Pioneers in visualizing neurochemistry, Dr. Jacob Hooker’s inherently translational and interdisciplinary team involves a diverse group of biologists, chemists, and imaging scientists as well as collaborators in the Martinos Center for Biomedical Imaging and other academic specialists around the world. In order to understand the pathways involved in the onset and progression of disease, it is crucial to be able to see inside the living human brain to study its earlier time points and monitor development of the disease as it relates to physical symptoms over the course of a lifetime. Tool developers partnering with clinical perspectives in neurology, psychiatry for both adults and children, oncology, neurodevelopment, and radiology therefore help observe how the brains in autism, neurodegenerative disease, mental illness, and chronic pain differ from the normal healthy state. The knowledge acquired from these novel imaging tools will ultimately offer invaluable insight into improving diagnostics and identifying better therapeutic targets. 

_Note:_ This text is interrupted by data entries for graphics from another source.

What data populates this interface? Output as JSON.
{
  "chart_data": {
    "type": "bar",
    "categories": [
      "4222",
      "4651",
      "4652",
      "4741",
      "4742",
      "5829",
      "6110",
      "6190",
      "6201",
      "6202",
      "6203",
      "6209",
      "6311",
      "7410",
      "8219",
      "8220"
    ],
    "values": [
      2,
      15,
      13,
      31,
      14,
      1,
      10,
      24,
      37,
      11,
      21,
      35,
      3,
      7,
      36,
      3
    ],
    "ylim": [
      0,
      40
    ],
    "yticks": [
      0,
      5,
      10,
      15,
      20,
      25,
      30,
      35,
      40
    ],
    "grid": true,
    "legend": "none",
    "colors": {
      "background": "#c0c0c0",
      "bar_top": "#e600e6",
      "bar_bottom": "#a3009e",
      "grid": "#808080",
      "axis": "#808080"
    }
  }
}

Current research includes:

• Neuro-epigenetic Imaging: Environmental factors sometimes affect how a brain develops and functions, and based on this knowledge, Dr. Hooker and his team are developing the first tools that will allow them to understand the relationship between environment and genetics. This technology will especially impact studies in Alzheimer's, schizophrenia, Huntington’s disease, and many other brain disease areas as the project continues to grow.

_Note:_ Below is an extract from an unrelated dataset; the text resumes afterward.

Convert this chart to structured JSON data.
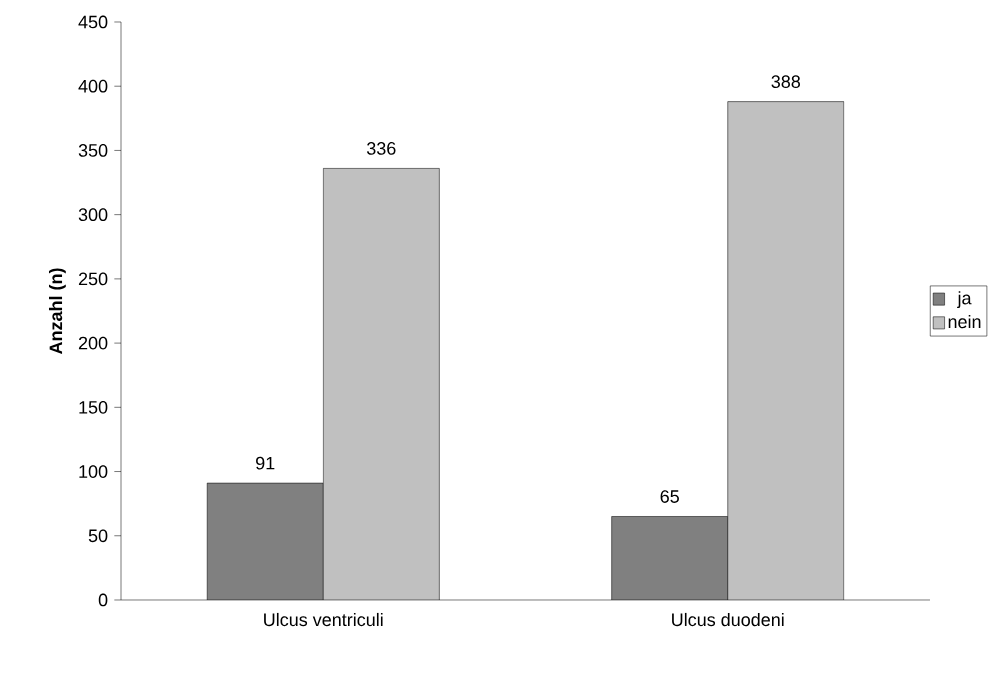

• Platform Project: There are cells in the brain called glia, which are non-neural cells that for a long time were believed to be mere supporters of neurons but are now recognized as playing an important functional role within the brain. The glial cells react to stimuli that can be disease and undergo “reactive processes” to protect neurons, and glial biology that goes awry can unfortunately contribute to being a disease pathway and cause neuroinflammation. Dr. Hooker and his team thus look at glial activation using their imaging tools, studying Lou Gehrig's disease (ALS), Huntington’s disease, autism spectrum disorder, multiple sclerosis, and pain processes like fibromyalgia and chronic back pain as well as migraine.
• Chemical Connectivity: Using advanced imaging tools, Dr. Hooker and his team are trying to map the chemical connectome of the brain and understand how the brain function changes as one part of the neurochemical system changes. Based on these visuals, Dr. Hooker hopes to generate “rules” or theories for how neurochemicals interact with each other and modulate brain activity at the whole brain system level.
• New Radiotracer Development: Dr. Hooker and his team are developing the next generation of probes that will allow us to see new things occurring within the brain, whether they be neurochemical interactions or structural processes like myelination or neuroinflammation. Findings from these studies can yield crucial insights for developing novel therapeutics.